Professor Robert MacCulloch holds the Matthew S. Abel Chair of Macroeconomics at Auckland University. He has previously worked at the Reserve Bank, Oxford University, and the London School of Economics. He runs the blog Down to Earth Kiwi from where this article was sourced.

3 comments:

anonymous said...

Thanks to Prof MacCulloch for the succinct master class on GNP = CIG +XM.

As usual , the "woke Left" has a different view. It says : there are other ways ( undefined ) of measuring GNP ". They really mean (your) wealth redistribution and zero productivity - and then national bankruptcy - but with full protection for an ancestry -based elite.
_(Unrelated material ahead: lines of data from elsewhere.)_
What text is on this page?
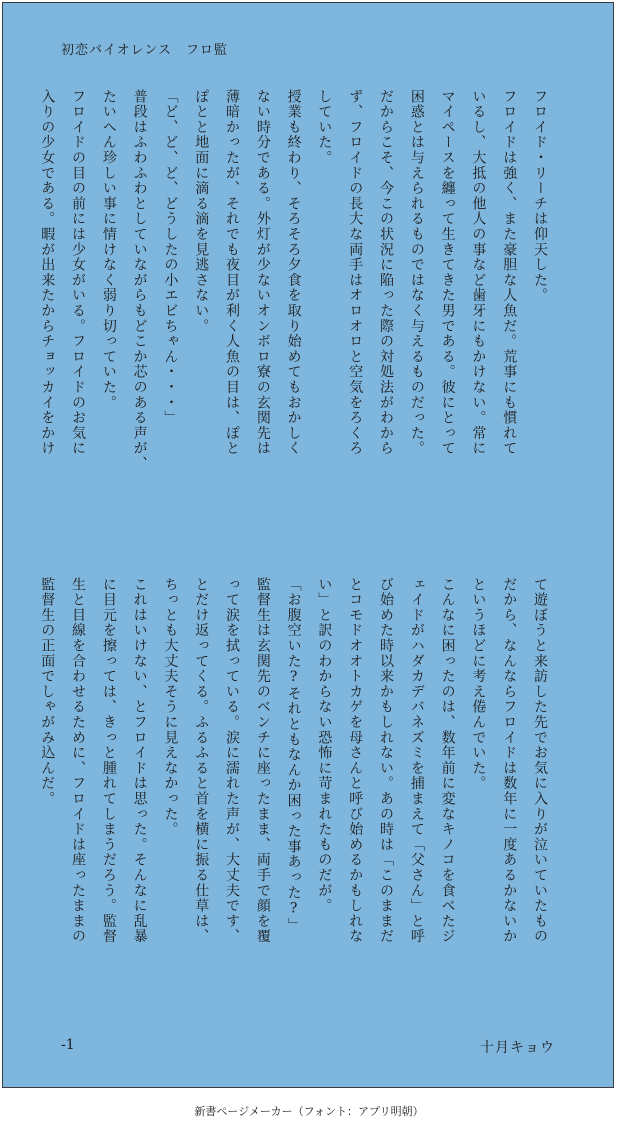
初恋バイオレンス　フロ監
フロイド・リーチは仰天した。
フロイドは強く、また豪胆な人魚だ。荒事にも慣れて
いるし、大抵の他人の事など歯牙にもかけない。常に
マイペースを纏って生きてきた男である。彼にとって
困惑とは与えられるものではなく与えるものだった。
だからこそ、今この状況に陥った際の対処法がわから
ず、フロイドの長大な両手はオロオロと空気をろくろ
していた。
授業も終わり、そろそろ夕食を取り始めてもおかしく
ない時分である。外灯が少ないオンボロ寮の玄関先は
薄暗かったが、それでも夜目が利く人魚の目は、ぽと
ぽとと地面に滴る滴を見逃さない。
「ど、ど、ど、どうしたの小エビちゃん・・・」
普段はふわふわとしていながらもどこか芯のある声が、
たいへん珍しい事に情けなく弱り切っていた。
フロイドの目の前には少女がいる。フロイドのお気に
入りの少女である。暇が出来たからチョッカイをかけ
て遊ぼうと来訪した先でお気に入りが泣いていたもの
だから、なんならフロイドは数年に一度あるかないか
というほどに考え倦んでいた。
こんなに困ったのは、数年前に変なキノコを食べたジ
ェイドがハダカデバネズミを捕まえて「父さん」と呼
び始めた時以来かもしれない。あの時は「このままだ
とコモドオオトカゲを母さんと呼び始めるかもしれな
い」と訳のわからない恐怖に苛まれたものだが。
「お腹空いた?それともなんか困った事あった?」
監督生は玄関先のベンチに座ったまま、両手で顔を覆
って涙を拭っている。涙に濡れた声が、大丈夫です、
とだけ返ってくる。ふるふると首を横に振る仕草は、
ちっとも大丈夫そうに見えなかった。
これはいけない、とフロイドは思った。そんなに乱暴
に目元を擦っては、きっと腫れてしまうだろう。監督
生と目線を合わせるために、フロイドは座ったままの
監督生の正面でしゃがみ込んだ。
-1	十月キョウ
新書ページメーカー（フォント：アプリ明朝）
The gullible formed by a Te Ao- based education will never grasp the fallacy of this so-called argument .

Bill T said...

We can only hope that ACT and NZF lift their support above National so as to allow change to be demanded.

CXH said...

'The sooner PM Luxon & Finance Minister Willis defriend John Key, Bill English, Paula Bennett, Murray McCully, Steven Joyce & the entire raft of washed up former Nats, including Peter Goodfellow, still vying for influence the better.'

Thank you. This is so obvious to most of us outside of Wellington. Why can they not see it. Unless they can shake off the old guard they will be a one term wonder and the country is toast.